Ingredients you will need
Chicken Thighs
Cooking Oil
Equipment you will use
Frying Pan
3
Let them cook for 4 minutes without moving them, then flip, cooking another 4 minutes.
4
Remove from the pan and reserve.
Equipment you will use
Frying Pan
5
Reduce heat to medium and add the onions, garlic, cumin and salt. Cook, stirring frequently, until the onions have softened, about 8 minutes.
Ingredients you will need
Garlic
Onion
Cumin
Salt
6
Add the chile-cashew puree and the black beans, and stir to combine.
Ingredients you will need
Black Beans
Cashews
Chili Pepper
7
Add the tomatoes, stir, and nestle the chicken thighs into the chili.

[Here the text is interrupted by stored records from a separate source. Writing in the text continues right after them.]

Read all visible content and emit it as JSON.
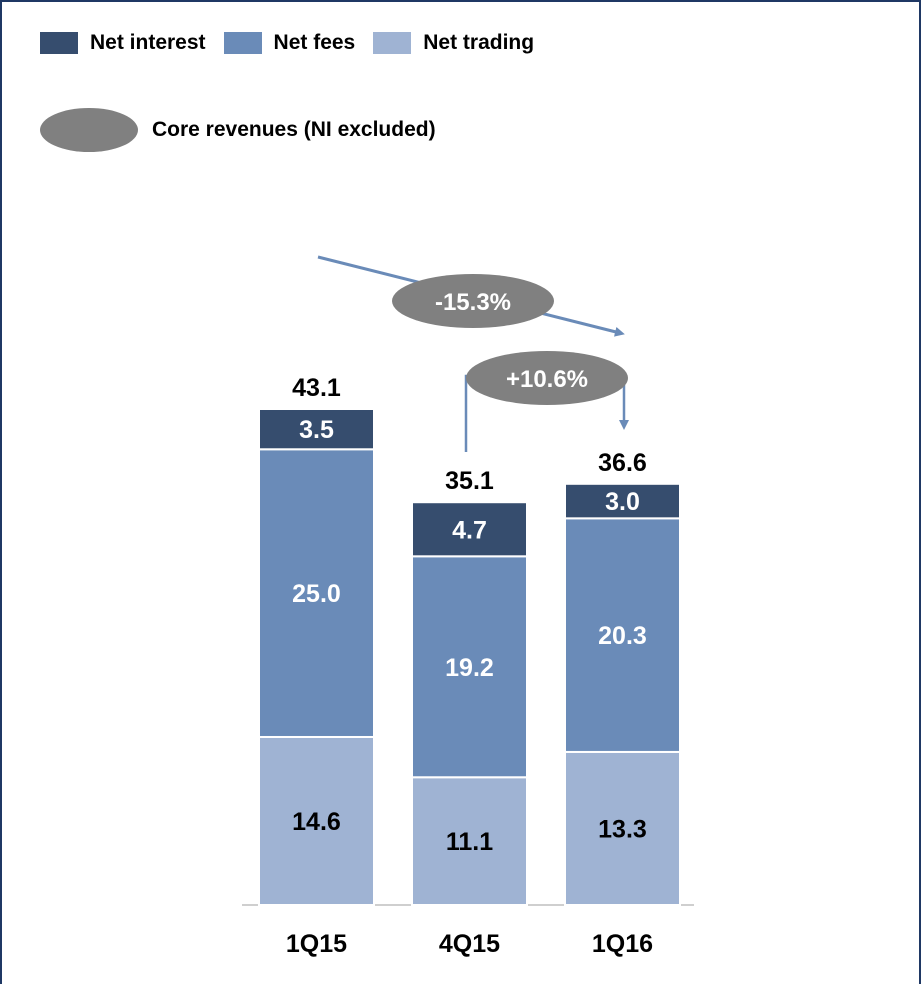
{
  "legend": {
    "items": [
      {
        "label": "Net interest",
        "color": "#364d6e"
      },
      {
        "label": "Net fees",
        "color": "#6a8bb8"
      },
      {
        "label": "Net trading",
        "color": "#9fb3d3"
      }
    ],
    "core": {
      "label": "Core revenues (NI excluded)",
      "color": "#808080"
    }
  },
  "chart_data": {
    "type": "bar",
    "stacked": true,
    "categories": [
      "1Q15",
      "4Q15",
      "1Q16"
    ],
    "series": [
      {
        "name": "Net trading",
        "values": [
          14.6,
          11.1,
          13.3
        ],
        "color": "#9fb3d3",
        "label_color": "#000000"
      },
      {
        "name": "Net fees",
        "values": [
          25.0,
          19.2,
          20.3
        ],
        "color": "#6a8bb8",
        "label_color": "#ffffff"
      },
      {
        "name": "Net interest",
        "values": [
          3.5,
          4.7,
          3.0
        ],
        "color": "#364d6e",
        "label_color": "#ffffff"
      }
    ],
    "totals": [
      43.1,
      35.1,
      36.6
    ],
    "annotations": [
      {
        "text": "-15.3%",
        "from": "1Q15",
        "to": "1Q16"
      },
      {
        "text": "+10.6%",
        "from": "4Q15",
        "to": "1Q16"
      }
    ],
    "ylim": [
      0,
      43.1
    ],
    "grid": false,
    "legend_position": "top-left"
  }
}
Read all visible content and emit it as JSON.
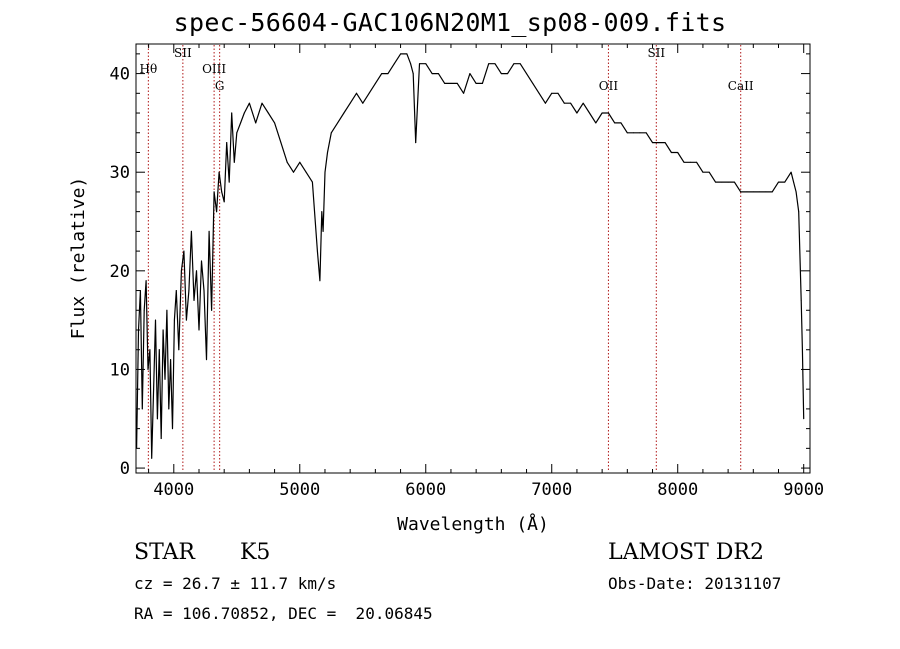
{
  "title": "spec-56604-GAC106N20M1_sp08-009.fits",
  "chart_data": {
    "type": "line",
    "xlabel": "Wavelength (Å)",
    "ylabel": "Flux (relative)",
    "xlim": [
      3700,
      9050
    ],
    "ylim": [
      -0.5,
      43
    ],
    "xticks": [
      4000,
      5000,
      6000,
      7000,
      8000,
      9000
    ],
    "yticks": [
      0,
      10,
      20,
      30,
      40
    ],
    "grid": false,
    "lines": [
      {
        "label": "Hθ",
        "x": 3798
      },
      {
        "label": "SII",
        "x": 4072
      },
      {
        "label": "OIII",
        "x": 4320
      },
      {
        "label": "G",
        "x": 4364
      },
      {
        "label": "OII",
        "x": 7450
      },
      {
        "label": "SII",
        "x": 7830
      },
      {
        "label": "CaII",
        "x": 8500
      }
    ],
    "series": [
      {
        "x": [
          3705,
          3720,
          3735,
          3750,
          3765,
          3780,
          3795,
          3810,
          3825,
          3840,
          3855,
          3870,
          3885,
          3900,
          3915,
          3930,
          3945,
          3960,
          3975,
          3990,
          4005,
          4020,
          4040,
          4060,
          4080,
          4100,
          4120,
          4140,
          4160,
          4180,
          4200,
          4220,
          4240,
          4260,
          4280,
          4300,
          4320,
          4340,
          4360,
          4380,
          4400,
          4420,
          4440,
          4460,
          4480,
          4500,
          4530,
          4560,
          4600,
          4650,
          4700,
          4750,
          4800,
          4850,
          4900,
          4950,
          5000,
          5050,
          5100,
          5140,
          5160,
          5175,
          5185,
          5200,
          5220,
          5250,
          5300,
          5350,
          5400,
          5450,
          5500,
          5550,
          5600,
          5650,
          5700,
          5750,
          5800,
          5850,
          5880,
          5900,
          5920,
          5950,
          6000,
          6050,
          6100,
          6150,
          6200,
          6250,
          6300,
          6350,
          6400,
          6450,
          6500,
          6550,
          6600,
          6650,
          6700,
          6750,
          6800,
          6850,
          6900,
          6950,
          7000,
          7050,
          7100,
          7150,
          7200,
          7250,
          7300,
          7350,
          7400,
          7450,
          7500,
          7550,
          7600,
          7650,
          7700,
          7750,
          7800,
          7850,
          7900,
          7950,
          8000,
          8050,
          8100,
          8150,
          8200,
          8250,
          8300,
          8350,
          8400,
          8450,
          8500,
          8550,
          8600,
          8650,
          8700,
          8750,
          8800,
          8850,
          8900,
          8920,
          8940,
          8960,
          8980,
          8990,
          9000
        ],
        "values": [
          2,
          14,
          18,
          6,
          16,
          19,
          10,
          12,
          1,
          8,
          15,
          5,
          12,
          3,
          14,
          9,
          16,
          6,
          11,
          4,
          15,
          18,
          12,
          20,
          22,
          15,
          18,
          24,
          17,
          20,
          14,
          21,
          18,
          11,
          24,
          16,
          28,
          26,
          30,
          28,
          27,
          33,
          29,
          36,
          31,
          34,
          35,
          36,
          37,
          35,
          37,
          36,
          35,
          33,
          31,
          30,
          31,
          30,
          29,
          22,
          19,
          26,
          24,
          30,
          32,
          34,
          35,
          36,
          37,
          38,
          37,
          38,
          39,
          40,
          40,
          41,
          42,
          42,
          41,
          40,
          33,
          41,
          41,
          40,
          40,
          39,
          39,
          39,
          38,
          40,
          39,
          39,
          41,
          41,
          40,
          40,
          41,
          41,
          40,
          39,
          38,
          37,
          38,
          38,
          37,
          37,
          36,
          37,
          36,
          35,
          36,
          36,
          35,
          35,
          34,
          34,
          34,
          34,
          33,
          33,
          33,
          32,
          32,
          31,
          31,
          31,
          30,
          30,
          29,
          29,
          29,
          29,
          28,
          28,
          28,
          28,
          28,
          28,
          29,
          29,
          30,
          29,
          28,
          26,
          17,
          12,
          5
        ]
      }
    ]
  },
  "info": {
    "class": "STAR",
    "subclass": "K5",
    "survey": "LAMOST DR2",
    "cz": "cz = 26.7 ± 11.7 km/s",
    "obsdate": "Obs-Date: 20131107",
    "radec": "RA = 106.70852, DEC =  20.06845"
  }
}
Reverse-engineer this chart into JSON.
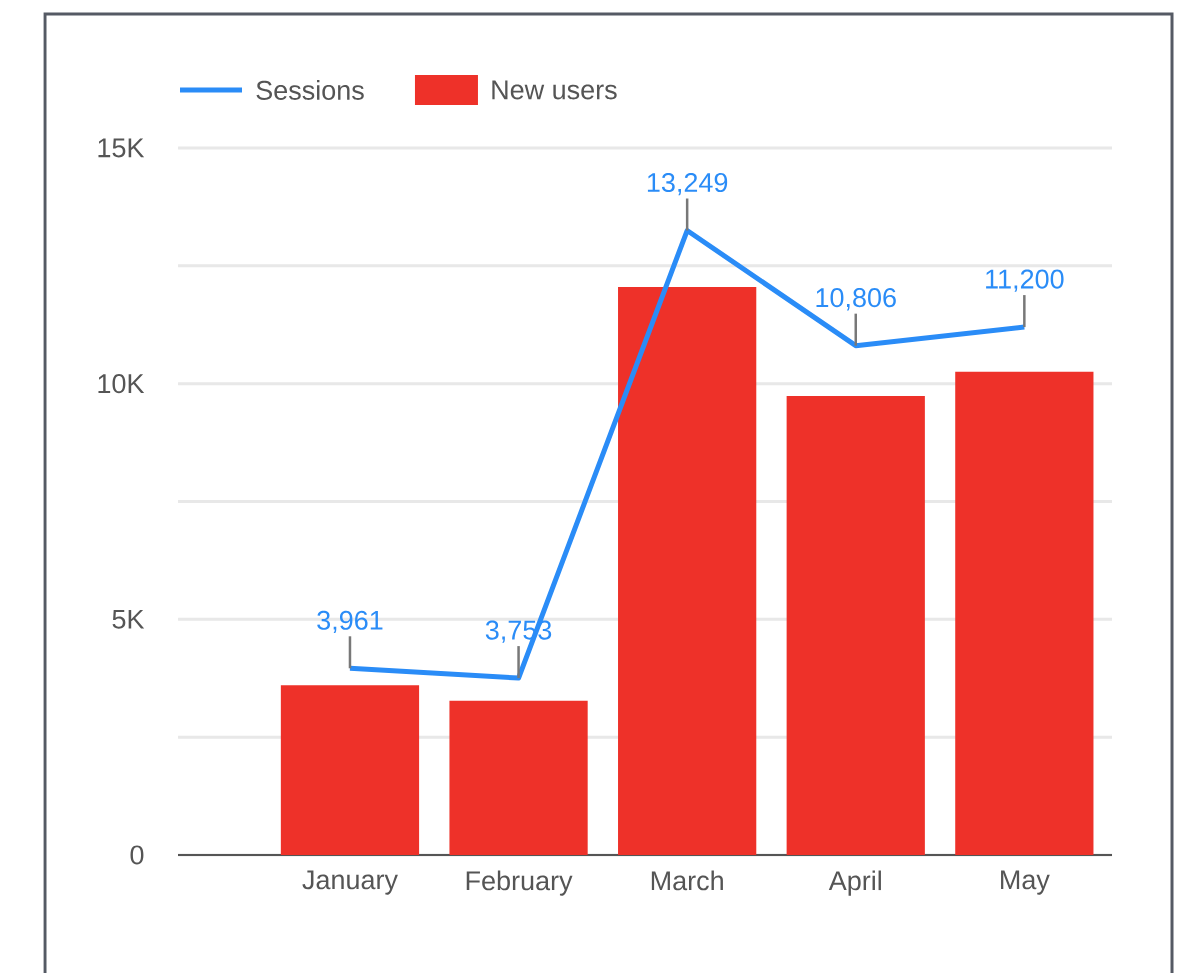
{
  "chart_data": {
    "type": "bar",
    "categories": [
      "January",
      "February",
      "March",
      "April",
      "May"
    ],
    "series": [
      {
        "name": "Sessions",
        "type": "line",
        "color": "#2a8cf7",
        "values": [
          3961,
          3753,
          13249,
          10806,
          11200
        ],
        "value_labels": [
          "3,961",
          "3,753",
          "13,249",
          "10,806",
          "11,200"
        ]
      },
      {
        "name": "New users",
        "color": "#ee3129",
        "values": [
          3600,
          3270,
          12050,
          9740,
          10250
        ]
      }
    ],
    "ylim": [
      0,
      15000
    ],
    "yticks": [
      0,
      {
        "value": 2500,
        "label": null
      },
      {
        "value": 5000,
        "label": "5K"
      },
      {
        "value": 7500,
        "label": null
      },
      {
        "value": 10000,
        "label": "10K"
      },
      {
        "value": 12500,
        "label": null
      },
      {
        "value": 15000,
        "label": "15K"
      }
    ],
    "grid": "y",
    "legend": "top left",
    "marker": "none",
    "line_style": "solid"
  }
}
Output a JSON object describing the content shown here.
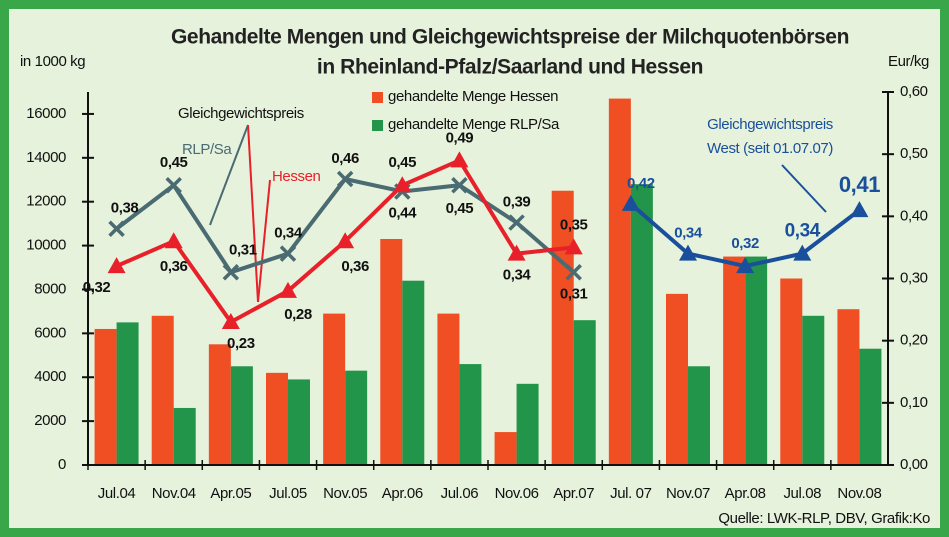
{
  "chart_data": {
    "type": "bar_line",
    "title": [
      "Gehandelte Mengen und Gleichgewichtspreise der Milchquotenbörsen",
      "in Rheinland-Pfalz/Saarland und Hessen"
    ],
    "y_label": "in 1000 kg",
    "y2_label": "Eur/kg",
    "source": "Quelle: LWK-RLP, DBV, Grafik:Ko",
    "categories": [
      "Jul.04",
      "Nov.04",
      "Apr.05",
      "Jul.05",
      "Nov.05",
      "Apr.06",
      "Jul.06",
      "Nov.06",
      "Apr.07",
      "Jul. 07",
      "Nov.07",
      "Apr.08",
      "Jul.08",
      "Nov.08"
    ],
    "series": [
      {
        "name": "gehandelte Menge Hessen",
        "color": "#f04e23",
        "values": [
          6200,
          6800,
          5500,
          4200,
          6900,
          10300,
          6900,
          1500,
          12500,
          16700,
          7800,
          9500,
          8500,
          7100
        ]
      },
      {
        "name": "gehandelte Menge RLP/Sa",
        "color": "#23954a",
        "values": [
          6500,
          2600,
          4500,
          3900,
          4300,
          8400,
          4600,
          3700,
          6600,
          12800,
          4500,
          9500,
          6800,
          5300
        ]
      }
    ],
    "lines": [
      {
        "color": "#4b6b72",
        "axis": "y2",
        "marker": "x",
        "values": [
          0.38,
          0.45,
          0.31,
          0.34,
          0.46,
          0.44,
          0.45,
          0.39,
          0.31,
          null,
          null,
          null,
          null,
          null
        ],
        "value_labels": [
          "0,38",
          "0,45",
          "0,31",
          "0,34",
          "0,46",
          "0,44",
          "0,45",
          "0,39",
          "0,31",
          null,
          null,
          null,
          null,
          null
        ]
      },
      {
        "color": "#e8202a",
        "axis": "y2",
        "marker": "triangle",
        "values": [
          0.32,
          0.36,
          0.23,
          0.28,
          0.36,
          0.45,
          0.49,
          0.34,
          0.35,
          null,
          null,
          null,
          null,
          null
        ],
        "value_labels": [
          "0,32",
          "0,36",
          "0,23",
          "0,28",
          "0,36",
          "0,45",
          "0,49",
          "0,34",
          "0,35",
          null,
          null,
          null,
          null,
          null
        ]
      },
      {
        "color": "#1a4f9c",
        "axis": "y2",
        "marker": "triangle",
        "values": [
          null,
          null,
          null,
          null,
          null,
          null,
          null,
          null,
          null,
          0.42,
          0.34,
          0.32,
          0.34,
          0.41
        ],
        "value_labels": [
          null,
          null,
          null,
          null,
          null,
          null,
          null,
          null,
          null,
          "0,42",
          "0,34",
          "0,32",
          "0,34",
          "0,41"
        ]
      }
    ],
    "annotations": {
      "gleichgewichtspreis": "Gleichgewichtspreis",
      "rlp": "RLP/Sa",
      "hessen": "Hessen",
      "west": [
        "Gleichgewichtspreis",
        "West (seit 01.07.07)"
      ]
    },
    "ylim": [
      0,
      17000
    ],
    "yticks": [
      0,
      2000,
      4000,
      6000,
      8000,
      10000,
      12000,
      14000,
      16000
    ],
    "y2lim": [
      0,
      0.6
    ],
    "y2ticks": [
      {
        "value": 0,
        "label": "0,00"
      },
      {
        "value": 0.1,
        "label": "0,10"
      },
      {
        "value": 0.2,
        "label": "0,20"
      },
      {
        "value": 0.3,
        "label": "0,30"
      },
      {
        "value": 0.4,
        "label": "0,40"
      },
      {
        "value": 0.5,
        "label": "0,50"
      },
      {
        "value": 0.6,
        "label": "0,60"
      }
    ]
  }
}
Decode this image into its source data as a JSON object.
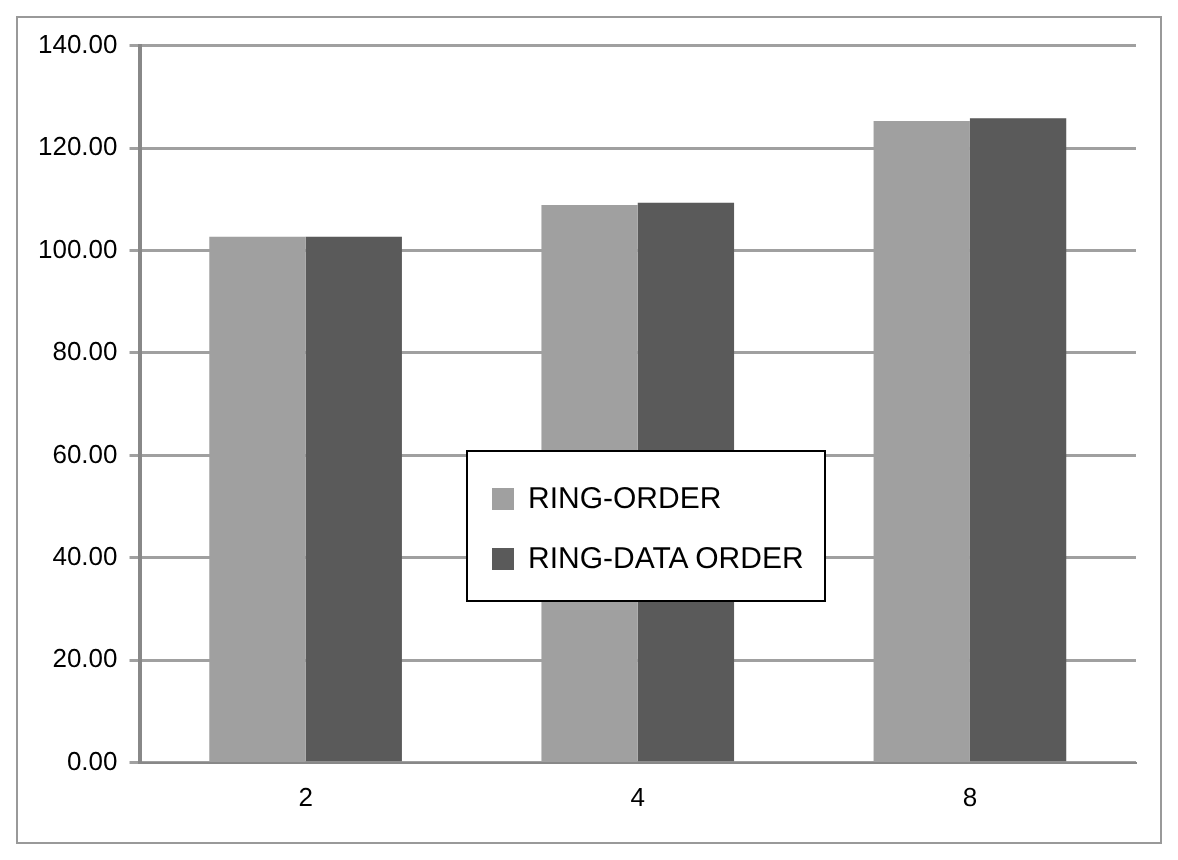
{
  "chart_data": {
    "type": "bar",
    "categories": [
      "2",
      "4",
      "8"
    ],
    "series": [
      {
        "name": "RING-ORDER",
        "color": "#a0a0a0",
        "values": [
          102.7,
          108.9,
          125.3
        ]
      },
      {
        "name": "RING-DATA ORDER",
        "color": "#5a5a5a",
        "values": [
          102.7,
          109.3,
          125.8
        ]
      }
    ],
    "ylim": [
      0,
      140
    ],
    "yticks": [
      {
        "value": 0,
        "label": "0.00"
      },
      {
        "value": 20,
        "label": "20.00"
      },
      {
        "value": 40,
        "label": "40.00"
      },
      {
        "value": 60,
        "label": "60.00"
      },
      {
        "value": 80,
        "label": "80.00"
      },
      {
        "value": 100,
        "label": "100.00"
      },
      {
        "value": 120,
        "label": "120.00"
      },
      {
        "value": 140,
        "label": "140.00"
      }
    ],
    "grid": "y",
    "legend": "center"
  }
}
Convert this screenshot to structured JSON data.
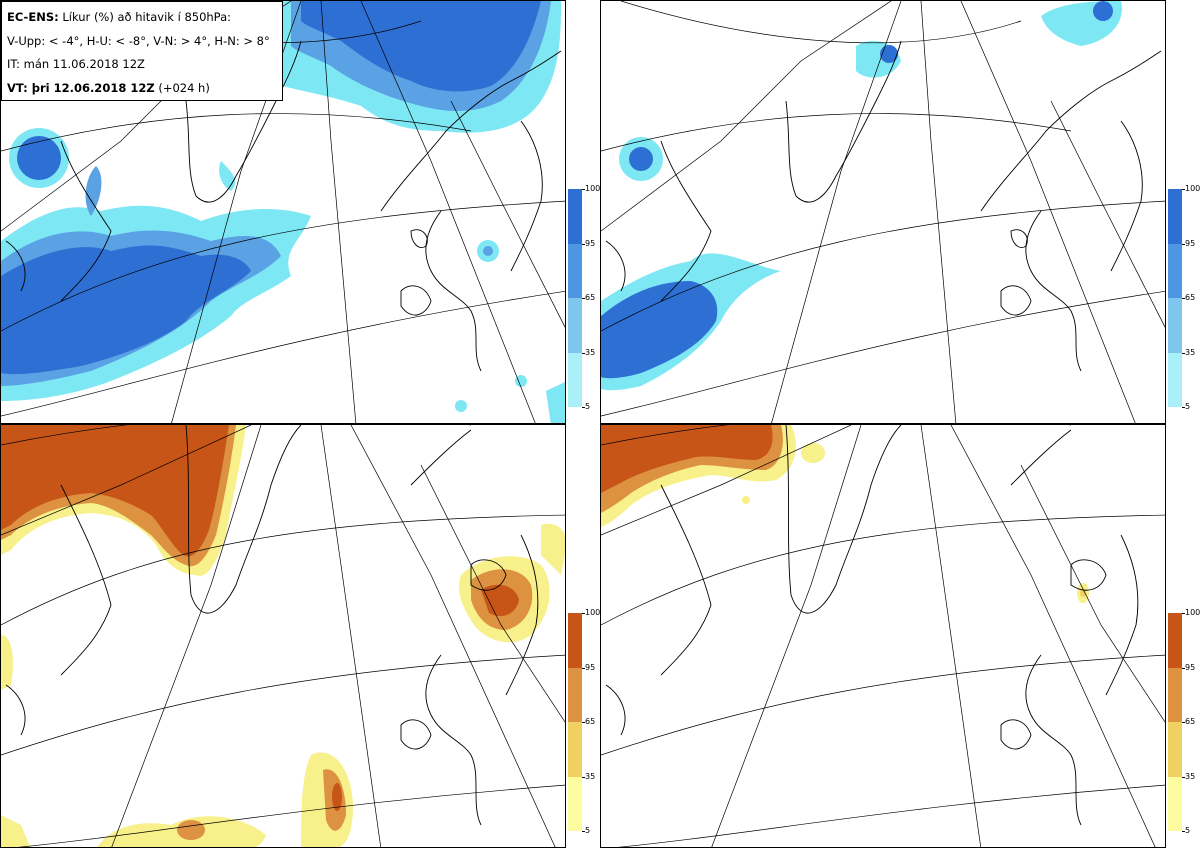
{
  "header": {
    "model": "EC-ENS:",
    "title": "Líkur (%) að hitavik í 850hPa:",
    "thresholds": "V-Upp: < -4°, H-U: < -8°, V-N: > 4°, H-N: > 8°",
    "initial_time": "IT: mán 11.06.2018 12Z",
    "valid_label": "VT: þri 12.06.2018 12Z",
    "lead": "(+024 h)"
  },
  "colorbar_cold": {
    "ticks": [
      "100",
      "95",
      "65",
      "35",
      "5"
    ],
    "colors": [
      "#2e6fd4",
      "#4f96e2",
      "#7fc6ee",
      "#aaf0f8"
    ]
  },
  "colorbar_warm": {
    "ticks": [
      "100",
      "95",
      "65",
      "35",
      "5"
    ],
    "colors": [
      "#c85518",
      "#dc9240",
      "#f0d060",
      "#fdfda0"
    ]
  },
  "colors": {
    "cold_strong": "#2e6fd4",
    "cold_mid": "#5aa2e4",
    "cold_light": "#7de8f4",
    "warm_strong": "#c85518",
    "warm_mid": "#dc9240",
    "warm_light": "#f8f08a"
  }
}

Increase the heat to high, bring to a boil, and then reduce heat to maintain a gentle simmer. Cook, partially covered, for 45 minutes.
Ingredients you will need
Chicken Thighs
Tomato
Chili Pepper
8
Remove the chicken pieces from the pan, remove and discard the skin, and pull the chicken from the bones in bite-size shreds.
Ingredients you will need
Chicken Pieces
Whole Chicken
Equipment you will use
Frying Pan
9
Add the chocolate, cilantro and remaining cashews, stirring until the chocolate has melted into the chili, and then add the shredded chicken.